Scaffold — the HRW licence classes
A High Risk Work scaffolding licence has three classes that build on each other (you hold SB before SI, SI before SA):
- Basic (SB): modular and prefabricated scaffolds in straightforward configurations, where a person could fall more than 4 m — standard bays, birdcage, simple cantilevered platforms designed by others.
- Intermediate (SI): SB plus tube-and-coupler in complex configurations, cantilevered and spurred scaffolds, outriggers, and scaffolds supporting hoists (but not suspended).
- Advanced (SA): SB and SI plus suspended, hung and swing-stage scaffolds, cantilevered hoist towers, and scaffolds supporting cranes — the complex and bespoke work.
You need the right class to erect, alter or dismantle scaffold over 4m.
Scaffold inspection — the 30-day rule
Under WHS Regulation s225, any scaffold a person or thing could fall more than 4 m from must be inspected by a competent person:
- before first use (and declared complete);
- after any incident or alteration affecting integrity (impact, storm, repair);
- periodically, at intervals not exceeding 30 days while in use (many principal contractors run weekly).
Use the handover certificate plus the green/amber/red tag system at access points, and keep records — location, date, the competent person's name and signature, the design reference, and any restrictions.
Before You Dig — every excavation
Before You Dig Australia (BYDA), which replaced Dial Before You Dig, is the free national service that gets you plans of underground services. Lodge the project area online (or via the app); BYDA forwards it to the registered asset owners (power, gas, water, telco), who email you plans and conditions. WHS law expects you to identify underground services before excavating, with BYDA as the primary control — but the plans are a starting point, not a permit to dig: you still positively locate critical assets (potholing, vacuum excavation) and follow the clearance and no-go rules. (More in Noise, Confined Spaces & Excavations.)
Plant registration — design vs item
Some plant must be registered with the regulator, and there are two different things:
- Design registration (Schedule 5 of the WHS Regs) — the engineering design or blueprint of a type of plant, registered once by the designer, manufacturer or importer. It covers tower cranes, mobile cranes over 10 tonnes, gantry cranes over 5t / bridge cranes over 10t SWL, personnel hoists with platform movement over 2.4 m, prefabricated scaffolding, and mast-climbing platforms.
- Item registration — the specific installed item at a workplace (tower cranes, building maintenance units, lifts, some hoists), registered by the PCBU with management or control once it is installed.

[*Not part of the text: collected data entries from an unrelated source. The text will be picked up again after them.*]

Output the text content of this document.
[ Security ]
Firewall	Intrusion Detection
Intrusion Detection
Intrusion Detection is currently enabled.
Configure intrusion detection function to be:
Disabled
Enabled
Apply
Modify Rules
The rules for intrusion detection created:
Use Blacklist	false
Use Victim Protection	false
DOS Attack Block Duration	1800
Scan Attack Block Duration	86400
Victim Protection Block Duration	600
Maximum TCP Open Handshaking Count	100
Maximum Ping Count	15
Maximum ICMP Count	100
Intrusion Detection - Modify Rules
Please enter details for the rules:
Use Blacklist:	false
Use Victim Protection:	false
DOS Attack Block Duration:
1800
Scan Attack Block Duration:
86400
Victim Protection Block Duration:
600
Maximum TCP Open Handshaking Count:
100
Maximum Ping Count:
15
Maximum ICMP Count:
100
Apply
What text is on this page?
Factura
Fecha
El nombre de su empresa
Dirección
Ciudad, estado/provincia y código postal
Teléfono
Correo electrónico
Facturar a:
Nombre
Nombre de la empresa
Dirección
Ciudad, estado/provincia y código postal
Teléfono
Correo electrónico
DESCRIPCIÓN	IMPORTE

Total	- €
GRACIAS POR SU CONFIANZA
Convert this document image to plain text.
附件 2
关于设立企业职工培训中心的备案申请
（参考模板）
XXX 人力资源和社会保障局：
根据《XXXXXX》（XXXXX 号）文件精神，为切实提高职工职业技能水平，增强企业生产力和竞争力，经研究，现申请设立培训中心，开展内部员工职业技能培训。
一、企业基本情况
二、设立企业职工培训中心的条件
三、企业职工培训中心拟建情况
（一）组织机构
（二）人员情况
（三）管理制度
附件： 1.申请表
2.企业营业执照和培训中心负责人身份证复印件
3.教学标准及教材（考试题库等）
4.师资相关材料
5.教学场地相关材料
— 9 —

Put simply: design registration means the blueprint is approved; item registration means this specific crane or hoist on this site is registered. Before using registrable plant, check both are current — plus the operator's HRW licence (see Electrical, Fire & Plant Safety).
Common mistakes
- An out-of-class scaffolder erecting or altering scaffold over 4m.
- Missing the 30-day scaffold inspection.
- Digging on BYDA plans without physically locating the services.
- Running unregistered plant or an unlicensed operator.